Em 2026, o Museu de Lisboa amplia a oferta do programa Percorrer Lisboa com mais dois itinerários, passando a contemplar 21 percursos. Com estas duas propostas “procuramos explorar novos territórios porque a cidade está em constante transformação, e é nossa missão acompanhar essa dinâmica, revelando novas histórias, perspectivas e patrimónios que enriquecem o conhecimento sobre Lisboa e a aproximam ainda mais dos seus habitantes”, explica David Felismino, diretor-adjunto do Museu de Lisboa.

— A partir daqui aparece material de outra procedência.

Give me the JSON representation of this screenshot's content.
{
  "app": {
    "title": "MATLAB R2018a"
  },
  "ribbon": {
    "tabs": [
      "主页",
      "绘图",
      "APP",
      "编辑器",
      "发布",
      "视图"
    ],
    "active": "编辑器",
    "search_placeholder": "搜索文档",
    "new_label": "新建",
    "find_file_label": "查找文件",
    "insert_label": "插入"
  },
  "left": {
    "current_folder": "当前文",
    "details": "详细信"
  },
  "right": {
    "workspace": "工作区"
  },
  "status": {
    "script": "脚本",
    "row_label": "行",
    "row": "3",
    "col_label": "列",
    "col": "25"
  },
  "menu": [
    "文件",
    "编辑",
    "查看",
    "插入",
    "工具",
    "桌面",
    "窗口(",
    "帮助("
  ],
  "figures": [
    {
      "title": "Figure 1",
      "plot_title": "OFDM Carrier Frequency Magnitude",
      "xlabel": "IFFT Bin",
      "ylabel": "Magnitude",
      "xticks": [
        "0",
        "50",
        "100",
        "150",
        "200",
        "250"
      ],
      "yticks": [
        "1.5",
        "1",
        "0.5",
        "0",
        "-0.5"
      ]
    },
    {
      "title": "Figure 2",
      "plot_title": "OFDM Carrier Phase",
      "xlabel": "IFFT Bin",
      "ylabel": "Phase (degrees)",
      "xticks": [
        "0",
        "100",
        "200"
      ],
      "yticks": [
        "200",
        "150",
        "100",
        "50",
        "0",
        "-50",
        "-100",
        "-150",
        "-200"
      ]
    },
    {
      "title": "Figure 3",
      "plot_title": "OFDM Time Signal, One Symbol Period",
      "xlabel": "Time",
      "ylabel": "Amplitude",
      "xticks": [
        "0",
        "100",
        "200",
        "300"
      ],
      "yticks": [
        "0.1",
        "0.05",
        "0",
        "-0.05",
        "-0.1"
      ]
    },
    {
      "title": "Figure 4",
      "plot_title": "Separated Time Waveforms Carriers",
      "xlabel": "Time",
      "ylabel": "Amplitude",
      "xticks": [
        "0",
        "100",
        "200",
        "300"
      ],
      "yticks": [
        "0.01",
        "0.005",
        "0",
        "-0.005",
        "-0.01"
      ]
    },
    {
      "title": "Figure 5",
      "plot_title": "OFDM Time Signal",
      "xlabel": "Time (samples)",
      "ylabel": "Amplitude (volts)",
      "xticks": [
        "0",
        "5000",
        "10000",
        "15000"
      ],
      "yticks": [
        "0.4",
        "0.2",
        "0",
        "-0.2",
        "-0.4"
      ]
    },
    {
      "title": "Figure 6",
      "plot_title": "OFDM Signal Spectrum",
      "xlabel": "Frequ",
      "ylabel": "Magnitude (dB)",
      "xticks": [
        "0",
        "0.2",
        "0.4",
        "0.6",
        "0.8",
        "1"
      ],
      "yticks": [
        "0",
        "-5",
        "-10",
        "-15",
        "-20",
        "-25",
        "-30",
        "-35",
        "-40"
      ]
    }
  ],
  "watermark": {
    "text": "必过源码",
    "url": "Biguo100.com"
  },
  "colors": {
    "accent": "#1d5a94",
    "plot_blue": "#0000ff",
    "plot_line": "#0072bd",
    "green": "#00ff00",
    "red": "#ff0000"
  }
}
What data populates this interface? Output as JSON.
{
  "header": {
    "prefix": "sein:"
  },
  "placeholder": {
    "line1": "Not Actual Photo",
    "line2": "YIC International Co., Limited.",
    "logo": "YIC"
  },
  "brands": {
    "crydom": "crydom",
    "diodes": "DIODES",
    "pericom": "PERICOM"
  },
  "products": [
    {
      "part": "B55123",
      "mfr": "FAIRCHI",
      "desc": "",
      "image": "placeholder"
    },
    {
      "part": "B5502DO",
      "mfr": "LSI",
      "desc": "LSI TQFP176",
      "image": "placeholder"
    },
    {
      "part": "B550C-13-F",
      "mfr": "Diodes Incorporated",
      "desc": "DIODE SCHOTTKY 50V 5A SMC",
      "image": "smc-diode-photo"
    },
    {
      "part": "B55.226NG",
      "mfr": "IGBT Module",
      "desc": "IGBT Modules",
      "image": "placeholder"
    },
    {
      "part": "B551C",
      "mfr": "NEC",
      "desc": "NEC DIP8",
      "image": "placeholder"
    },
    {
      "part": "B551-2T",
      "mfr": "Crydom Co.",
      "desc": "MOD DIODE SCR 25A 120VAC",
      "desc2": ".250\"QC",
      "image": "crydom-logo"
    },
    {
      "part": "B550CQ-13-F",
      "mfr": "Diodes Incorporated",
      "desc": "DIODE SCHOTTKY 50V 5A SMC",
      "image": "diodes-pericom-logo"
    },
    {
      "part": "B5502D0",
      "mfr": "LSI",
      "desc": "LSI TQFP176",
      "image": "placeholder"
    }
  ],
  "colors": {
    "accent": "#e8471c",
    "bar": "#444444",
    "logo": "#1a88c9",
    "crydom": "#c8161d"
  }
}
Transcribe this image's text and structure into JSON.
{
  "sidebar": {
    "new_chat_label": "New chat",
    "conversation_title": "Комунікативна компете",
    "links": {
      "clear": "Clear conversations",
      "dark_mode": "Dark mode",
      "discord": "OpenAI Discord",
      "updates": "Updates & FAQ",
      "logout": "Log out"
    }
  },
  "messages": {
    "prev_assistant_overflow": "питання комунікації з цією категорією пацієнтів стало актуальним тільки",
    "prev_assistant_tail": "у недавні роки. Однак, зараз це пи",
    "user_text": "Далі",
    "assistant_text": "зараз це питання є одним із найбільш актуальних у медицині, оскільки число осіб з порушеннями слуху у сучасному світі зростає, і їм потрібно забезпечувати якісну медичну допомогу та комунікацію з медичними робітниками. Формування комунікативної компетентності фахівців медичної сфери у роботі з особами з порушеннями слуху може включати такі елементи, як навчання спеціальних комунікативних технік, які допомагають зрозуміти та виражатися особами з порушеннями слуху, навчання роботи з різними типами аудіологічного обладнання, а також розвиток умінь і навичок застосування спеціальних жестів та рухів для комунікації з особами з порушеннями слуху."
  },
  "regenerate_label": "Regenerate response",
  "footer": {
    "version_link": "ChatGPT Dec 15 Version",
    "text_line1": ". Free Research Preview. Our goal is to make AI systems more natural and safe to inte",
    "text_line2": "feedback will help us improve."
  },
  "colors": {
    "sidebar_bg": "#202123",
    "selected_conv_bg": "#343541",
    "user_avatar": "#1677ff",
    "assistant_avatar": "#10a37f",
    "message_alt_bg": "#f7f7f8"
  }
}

Uma das novidades do próximo ano é o percurso Nas Margens da Cidade, criado no âmbito do Festival Todos 2025, sobre Arroios. Durante grande parte da sua formação, este bairro desenvolveu-se à margem dos principais centros de poder e decisão urbana, sendo muitas vezes relegado a um papel secundário no planeamento da cidade. No entanto, ao longo do tempo, Arroios consolidou-se como um território de encontro, diversidade e resistência, um reflexo vivo das margens sociais que historicamente lhe deram forma e identidade.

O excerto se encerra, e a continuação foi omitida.